Back in those days, the teams were all relatively evenly matched. Sure, some people would argue that this team was better than that team, but that opinion was usually identical to the opinion-holder's hometown, and therefore not terribly meaningful. No one ever really knew who would make the Playoffs or who would win the Finals. In fact, most people, even The Great Ruler, seemed to have no idea!
But then the Big Cities got together and hatched a plan. They said, "hey, let's make this one, tiny, tiny change in the rules" (we'll call it Change A). The big cities said they were making the suggestion because it was objectively a good idea, but the its sole effect would be to give an advantage to densely populated areas. Most teams were from large cities so they liked the idea. The medium-sized cities didn't think it was their business to object. People demanded the right to vote.
The Great Ruler reluctantly polled the Team Managers and, in the end, Change A was effected.
The next season, Carolina, Tennessee, and Arizona were huddled together at the bottom of the rankings. Within two years, all three teams had voluntarily* withdrawn from the USCL.
Next year, the same three teams, New York, Boston, and San Fransisco, suggested one more rule change (change B). The sole effect of this change would be to benefit teams with more high rated players. Of course, the teams making the suggestion said they were doing it for the sake of the fans, and the fans, overjoyed to have been even mentioned, screamed their approval. Democracy prevailed.

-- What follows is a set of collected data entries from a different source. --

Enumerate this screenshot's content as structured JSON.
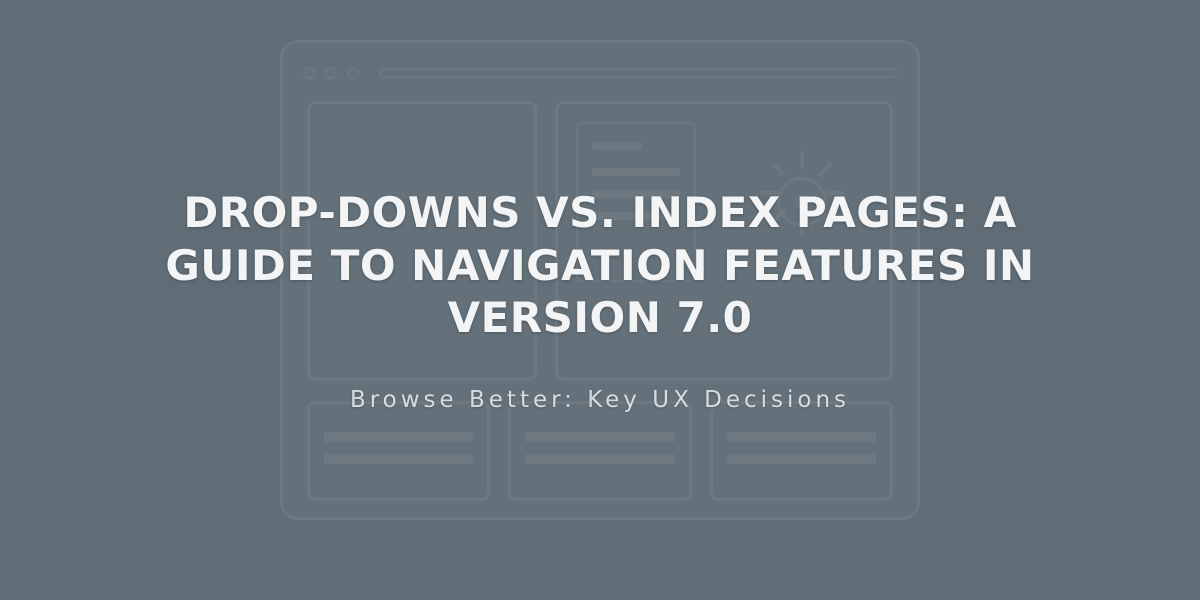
{
  "hero": {
    "title": "DROP-DOWNS VS. INDEX PAGES: A GUIDE TO NAVIGATION FEATURES IN VERSION 7.0",
    "subtitle": "Browse Better: Key UX Decisions"
  }
}
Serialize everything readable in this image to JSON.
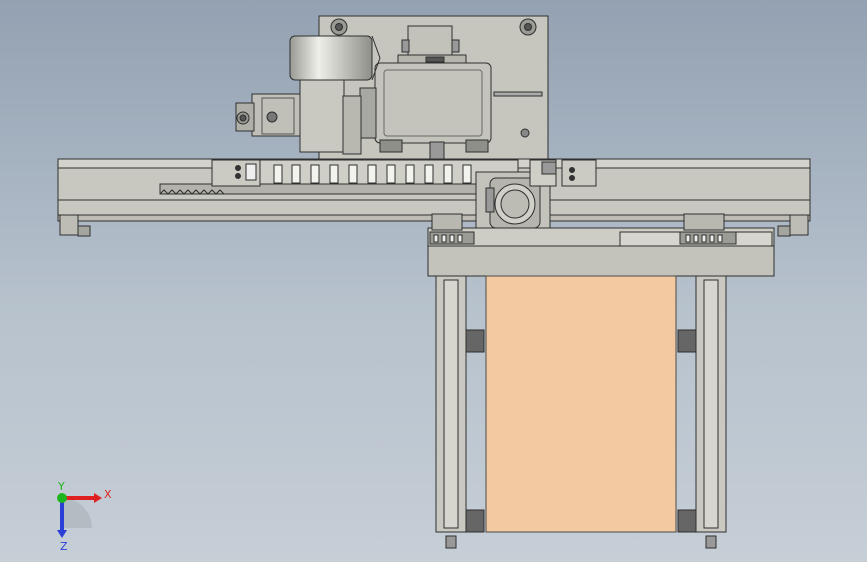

By the next season, any team that couldn't consistantly field a 2 GM lineup suffered a severe handicap. Philadelphia, Chicago, and even Queens dropped like weighted kittens to the bottom of the pool.
The two exceptions to this phenomenon were Dallas and Miami, whose combination of improving young players and team chemistry allowed them to remain a thorn in the side of the Big Three.
The following year, someone stood up patriotically and said, "Hey, this is the UNITED STATES Chess League! What are all these GODDAMN FOREIGNERS doing on our top boards, taking pieces out of American mouths? This tournament should be for Americans! There ought to be a rule**" New York, Boston, and San Fransisco rubbed their hands and laughed as the INS came for Miami and Dallas.
After several more years, the USCL map had been redrawn to include just three MEGA-teams: what used to be known as New York, Boston, and San Fransisco. By 2015, they had renamed themselves Eurasia, Eastasia and Oceania. Two of them are perpetually at war with the third.